IT LOOKS like the administration of Gov. Hilario Davide III is entering its interesting phase—that phase when the new kids on the block begin to cash in on their acquired power and influence. And I find this unfortunate because Davide is only one year into his governorship. What will happen at the Capitol from now until his term winds down in 2016?

The controversial bidding for the services of blue guards that will secure the Capitol compound and other structures owned and run by the Provincial Government in various places of the province can be a case in point. The bidding and the seeming haste with which the winning bidder deployed its blue guards smell. Surely, the odor has a source.

But I understand where the governor is coming from when he defended the bidding process. Davide is a good man and surely is not one to throw his people under the bus.

So he had to insist that the bidding, which was won by Black Pearl Security Agency, strictly followed procedures.

Given Davide’s nature, however, I doubt if he really got into the bottom of the whole mess. Okay, Black Pearl won, but the haste with which it took over the Province’s blue guards services over Tactical Security Agency Inc. even if a contract is still to be signed can be questioned. Tactical got the contract when Gwendolyn Garcia was governor.

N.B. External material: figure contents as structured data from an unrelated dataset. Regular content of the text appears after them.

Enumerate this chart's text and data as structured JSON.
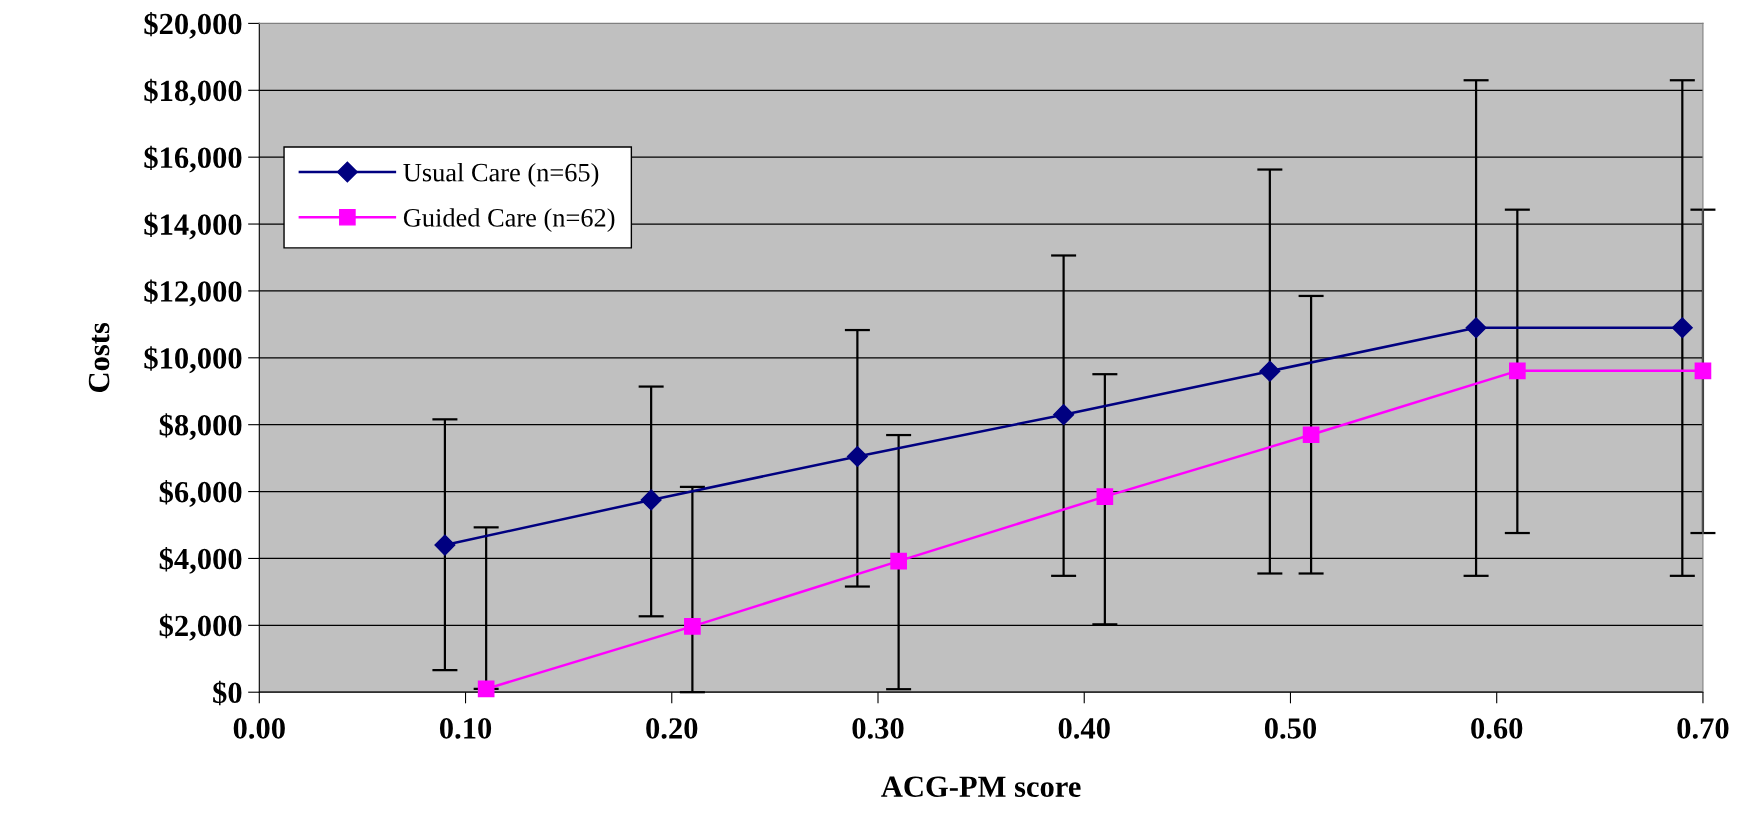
{
  "chart_data": {
    "type": "line",
    "xlabel": "ACG-PM score",
    "ylabel": "Costs",
    "xlim": [
      0,
      0.7
    ],
    "xticks": [
      {
        "value": 0,
        "label": "0.00"
      },
      {
        "value": 0.1,
        "label": "0.10"
      },
      {
        "value": 0.2,
        "label": "0.20"
      },
      {
        "value": 0.3,
        "label": "0.30"
      },
      {
        "value": 0.4,
        "label": "0.40"
      },
      {
        "value": 0.5,
        "label": "0.50"
      },
      {
        "value": 0.6,
        "label": "0.60"
      },
      {
        "value": 0.7,
        "label": "0.70"
      }
    ],
    "ylim": [
      0,
      20000
    ],
    "yticks": [
      {
        "value": 0,
        "label": "$0"
      },
      {
        "value": 2000,
        "label": "$2,000"
      },
      {
        "value": 4000,
        "label": "$4,000"
      },
      {
        "value": 6000,
        "label": "$6,000"
      },
      {
        "value": 8000,
        "label": "$8,000"
      },
      {
        "value": 10000,
        "label": "$10,000"
      },
      {
        "value": 12000,
        "label": "$12,000"
      },
      {
        "value": 14000,
        "label": "$14,000"
      },
      {
        "value": 16000,
        "label": "$16,000"
      },
      {
        "value": 18000,
        "label": "$18,000"
      },
      {
        "value": 20000,
        "label": "$20,000"
      }
    ],
    "grid": "y",
    "legend": "top left",
    "series": [
      {
        "name": "Usual Care (n=65)",
        "color": "#000080",
        "marker": "diamond",
        "x": [
          0.09,
          0.19,
          0.29,
          0.39,
          0.49,
          0.59,
          0.69
        ],
        "values": [
          4400,
          5750,
          7050,
          8300,
          9600,
          10900,
          10900
        ],
        "errors": [
          [
            660,
            8160
          ],
          [
            2270,
            9140
          ],
          [
            3160,
            10830
          ],
          [
            3480,
            13060
          ],
          [
            3550,
            15630
          ],
          [
            3480,
            18300
          ],
          [
            3480,
            18300
          ]
        ]
      },
      {
        "name": "Guided Care (n=62)",
        "color": "#ff00ff",
        "marker": "square",
        "x": [
          0.11,
          0.21,
          0.31,
          0.41,
          0.51,
          0.61,
          0.7
        ],
        "values": [
          100,
          1970,
          3920,
          5850,
          7700,
          9610,
          9610
        ],
        "errors": [
          [
            100,
            4930
          ],
          [
            0,
            6140
          ],
          [
            90,
            7690
          ],
          [
            2030,
            9510
          ],
          [
            3550,
            11850
          ],
          [
            4760,
            14430
          ],
          [
            4760,
            14430
          ]
        ]
      }
    ]
  }
}
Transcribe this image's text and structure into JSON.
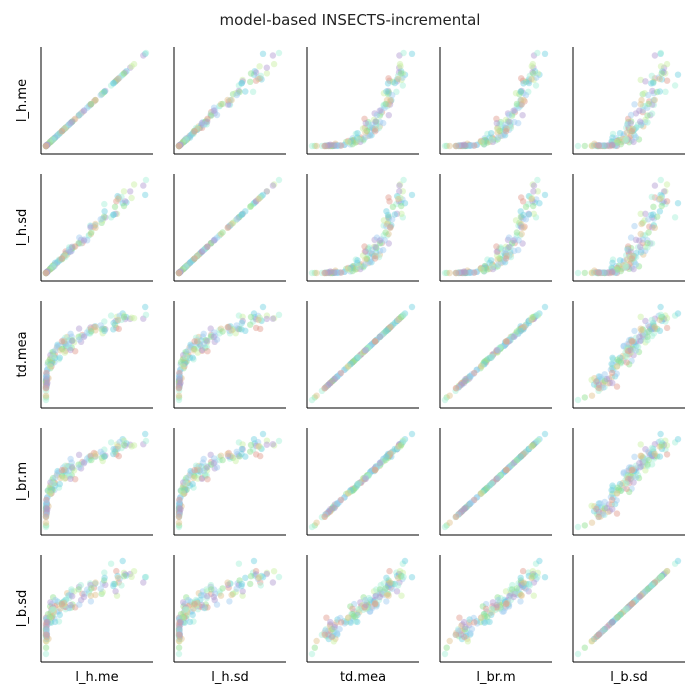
{
  "chart_data": {
    "type": "scatter",
    "title": "model-based INSECTS-incremental",
    "variables": [
      "l_h.me",
      "l_h.sd",
      "td.mea",
      "l_br.m",
      "l_b.sd"
    ],
    "grid": false,
    "legend": "none",
    "n_points": 150,
    "point_alpha": 0.45,
    "palette": [
      "#9ec9f0",
      "#a3f0d6",
      "#8ee08e",
      "#c8f0a0",
      "#e0c08c",
      "#e09a8c",
      "#b09ad0",
      "#6fd0e0"
    ]
  }
}
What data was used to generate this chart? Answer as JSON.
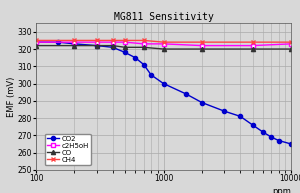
{
  "title": "MG811 Sensitivity",
  "xlabel": "ppm",
  "ylabel": "EMF (mV)",
  "xlim": [
    100,
    10000
  ],
  "ylim": [
    250,
    335
  ],
  "yticks": [
    250,
    260,
    270,
    280,
    290,
    300,
    310,
    320,
    330
  ],
  "series": {
    "CO2": {
      "x": [
        100,
        150,
        200,
        300,
        400,
        500,
        600,
        700,
        800,
        1000,
        1500,
        2000,
        3000,
        4000,
        5000,
        6000,
        7000,
        8000,
        10000
      ],
      "y": [
        324,
        324,
        323,
        322,
        321,
        318,
        315,
        311,
        305,
        300,
        294,
        289,
        284,
        281,
        276,
        272,
        269,
        267,
        265
      ],
      "color": "#0000cc",
      "marker": "o",
      "markerfacecolor": "#0000cc",
      "markeredgecolor": "#0000cc",
      "linewidth": 1.0,
      "markersize": 3
    },
    "c2H5oH": {
      "x": [
        100,
        200,
        300,
        400,
        500,
        700,
        1000,
        2000,
        5000,
        10000
      ],
      "y": [
        324,
        324,
        324,
        324,
        324,
        323,
        323,
        322,
        322,
        323
      ],
      "color": "#ff00ff",
      "marker": "s",
      "markerfacecolor": "white",
      "markeredgecolor": "#ff00ff",
      "linewidth": 1.0,
      "markersize": 3
    },
    "CO": {
      "x": [
        100,
        200,
        300,
        400,
        500,
        700,
        1000,
        2000,
        5000,
        10000
      ],
      "y": [
        322,
        322,
        322,
        322,
        321,
        321,
        320,
        320,
        320,
        320
      ],
      "color": "#333333",
      "marker": "^",
      "markerfacecolor": "#333333",
      "markeredgecolor": "#333333",
      "linewidth": 1.0,
      "markersize": 3
    },
    "CH4": {
      "x": [
        100,
        200,
        300,
        400,
        500,
        700,
        1000,
        2000,
        5000,
        10000
      ],
      "y": [
        325,
        325,
        325,
        325,
        325,
        325,
        324,
        324,
        324,
        324
      ],
      "color": "#ff4444",
      "marker": "x",
      "markerfacecolor": "#ff4444",
      "markeredgecolor": "#ff4444",
      "linewidth": 1.0,
      "markersize": 3
    }
  },
  "grid_color": "#aaaaaa",
  "bg_color": "#d8d8d8",
  "title_fontsize": 7,
  "axis_fontsize": 6,
  "tick_fontsize": 5.5
}
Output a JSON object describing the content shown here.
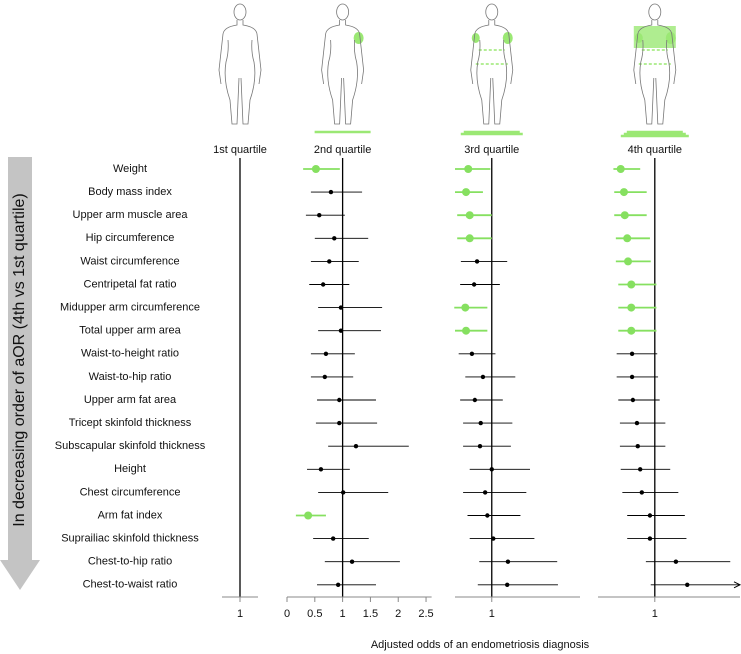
{
  "chart_data": {
    "type": "forest",
    "y_axis_label": "In decreasing order of aOR (4th vs 1st quartile)",
    "x_axis_label": "Adjusted odds of an endometriosis diagnosis",
    "categories": [
      "Weight",
      "Body mass index",
      "Upper arm muscle area",
      "Hip circumference",
      "Waist circumference",
      "Centripetal fat ratio",
      "Midupper arm circumference",
      "Total upper arm area",
      "Waist-to-height ratio",
      "Waist-to-hip ratio",
      "Upper arm fat area",
      "Tricept skinfold thickness",
      "Subscapular skinfold thickness",
      "Height",
      "Chest circumference",
      "Arm fat index",
      "Suprailiac skinfold thickness",
      "Chest-to-hip ratio",
      "Chest-to-waist ratio"
    ],
    "panels": [
      {
        "name": "1st quartile",
        "xlim": [
          0.8,
          1.2
        ],
        "xticks": [
          1
        ],
        "reference_line": 1
      },
      {
        "name": "2nd quartile",
        "xlim": [
          0,
          2.6
        ],
        "xticks": [
          0,
          0.5,
          1,
          1.5,
          2,
          2.5
        ],
        "reference_line": 1,
        "values": [
          0.52,
          0.79,
          0.58,
          0.85,
          0.76,
          0.65,
          0.97,
          0.97,
          0.7,
          0.68,
          0.94,
          0.94,
          1.24,
          0.61,
          1.01,
          0.38,
          0.83,
          1.17,
          0.92
        ],
        "lower": [
          0.29,
          0.43,
          0.34,
          0.5,
          0.43,
          0.4,
          0.56,
          0.56,
          0.43,
          0.43,
          0.54,
          0.52,
          0.74,
          0.36,
          0.56,
          0.16,
          0.47,
          0.68,
          0.54
        ],
        "upper": [
          0.95,
          1.35,
          1.04,
          1.46,
          1.29,
          1.12,
          1.71,
          1.69,
          1.22,
          1.19,
          1.6,
          1.62,
          2.19,
          1.13,
          1.82,
          0.7,
          1.47,
          2.03,
          1.6
        ],
        "colors": [
          "#86e060",
          "#000000",
          "#000000",
          "#000000",
          "#000000",
          "#000000",
          "#000000",
          "#000000",
          "#000000",
          "#000000",
          "#000000",
          "#000000",
          "#000000",
          "#000000",
          "#000000",
          "#86e060",
          "#000000",
          "#000000",
          "#000000"
        ]
      },
      {
        "name": "3rd quartile",
        "xlim": [
          0.5,
          2.2
        ],
        "xticks": [
          1
        ],
        "reference_line": 1,
        "values": [
          0.68,
          0.65,
          0.7,
          0.7,
          0.8,
          0.76,
          0.64,
          0.65,
          0.73,
          0.88,
          0.77,
          0.85,
          0.84,
          1.0,
          0.91,
          0.94,
          1.02,
          1.22,
          1.21
        ],
        "lower": [
          0.5,
          0.5,
          0.53,
          0.53,
          0.58,
          0.57,
          0.49,
          0.5,
          0.55,
          0.64,
          0.57,
          0.61,
          0.61,
          0.7,
          0.61,
          0.67,
          0.7,
          0.83,
          0.81
        ],
        "upper": [
          0.98,
          0.88,
          1.0,
          1.0,
          1.21,
          1.11,
          0.94,
          0.94,
          1.05,
          1.32,
          1.15,
          1.28,
          1.26,
          1.52,
          1.47,
          1.39,
          1.58,
          1.89,
          1.9
        ],
        "colors": [
          "#86e060",
          "#86e060",
          "#86e060",
          "#86e060",
          "#000000",
          "#000000",
          "#86e060",
          "#86e060",
          "#000000",
          "#000000",
          "#000000",
          "#000000",
          "#000000",
          "#000000",
          "#000000",
          "#000000",
          "#000000",
          "#000000",
          "#000000"
        ]
      },
      {
        "name": "4th quartile",
        "xlim": [
          0.3,
          2.05
        ],
        "xticks": [
          1
        ],
        "reference_line": 1,
        "values": [
          0.58,
          0.62,
          0.63,
          0.66,
          0.67,
          0.71,
          0.71,
          0.71,
          0.72,
          0.72,
          0.73,
          0.78,
          0.79,
          0.82,
          0.84,
          0.94,
          0.94,
          1.26,
          1.4
        ],
        "lower": [
          0.49,
          0.5,
          0.5,
          0.52,
          0.52,
          0.55,
          0.55,
          0.55,
          0.53,
          0.53,
          0.55,
          0.57,
          0.57,
          0.58,
          0.6,
          0.66,
          0.66,
          0.89,
          0.95
        ],
        "upper": [
          0.82,
          0.9,
          0.9,
          0.94,
          0.95,
          1.02,
          1.02,
          1.02,
          1.03,
          1.04,
          1.06,
          1.13,
          1.13,
          1.19,
          1.29,
          1.37,
          1.39,
          1.93,
          2.3
        ],
        "colors": [
          "#86e060",
          "#86e060",
          "#86e060",
          "#86e060",
          "#86e060",
          "#86e060",
          "#86e060",
          "#86e060",
          "#000000",
          "#000000",
          "#000000",
          "#000000",
          "#000000",
          "#000000",
          "#000000",
          "#000000",
          "#000000",
          "#000000",
          "#000000"
        ]
      }
    ]
  }
}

The twist there is that Davide has said that Capitol will still pay Black Pearl for its services even if the firm won’t snag the contract. That is a twist because when Davide took over, he refused to pay contractors that the province dealt with under Garcia. Now, despite the questionable circumstance of Black Pearl’s take over, it gets paid.

But there is a positive spin to it. Because the speed of Black Pearl’s take over allowed the public to get a glimpse of its logistical and organizational capability.

People realized this when many of Black Pearl blue guards functioned even without guns.

Based on the record of the province’s bids and awards committee (BAC), Black Pearl exceeded the minimum number of tools required like handcuffs, etc. and has enough items like pistols and shotguns. But when the blue guards showed up without guns, that invites the question: how did the BAC define “enough”?

For blue guards, having a gun trumps their other needs. Indeed, how can they be secure in securing an important facility if they are unarmed?

There are other questions, like when Black Pearl was constituted as a security agency, but I won’t tarry there. Rather, it would be good to mention rumors about questionable dealings of some of Davide’s people in other transactions the province is involved in.

On this, I am tempted to paraphrase an old saying this way: since there is smoke wafting through Capitol’s windows, could there be a fire gently burning somewhere in its innards? Is Davide starting to lose control of his people? Has the “daang matuwid” been derailed?

Considering the stories I heard about Davide’s character, I won’t be surprised if some of his people have gotten bolder. Many of his allies are not saints. He has with him politicians and former civilians who are able to strut like peacocks at the Capitol because it has a governor who may be good natured but is soft.

After a year as governor, I think it is time for Davide to show an iron will. On this, it would not be enough to reshuffle the bureaucracy. He should also start checking the backgrounds and current acts of his political allies and shun the questionable ones.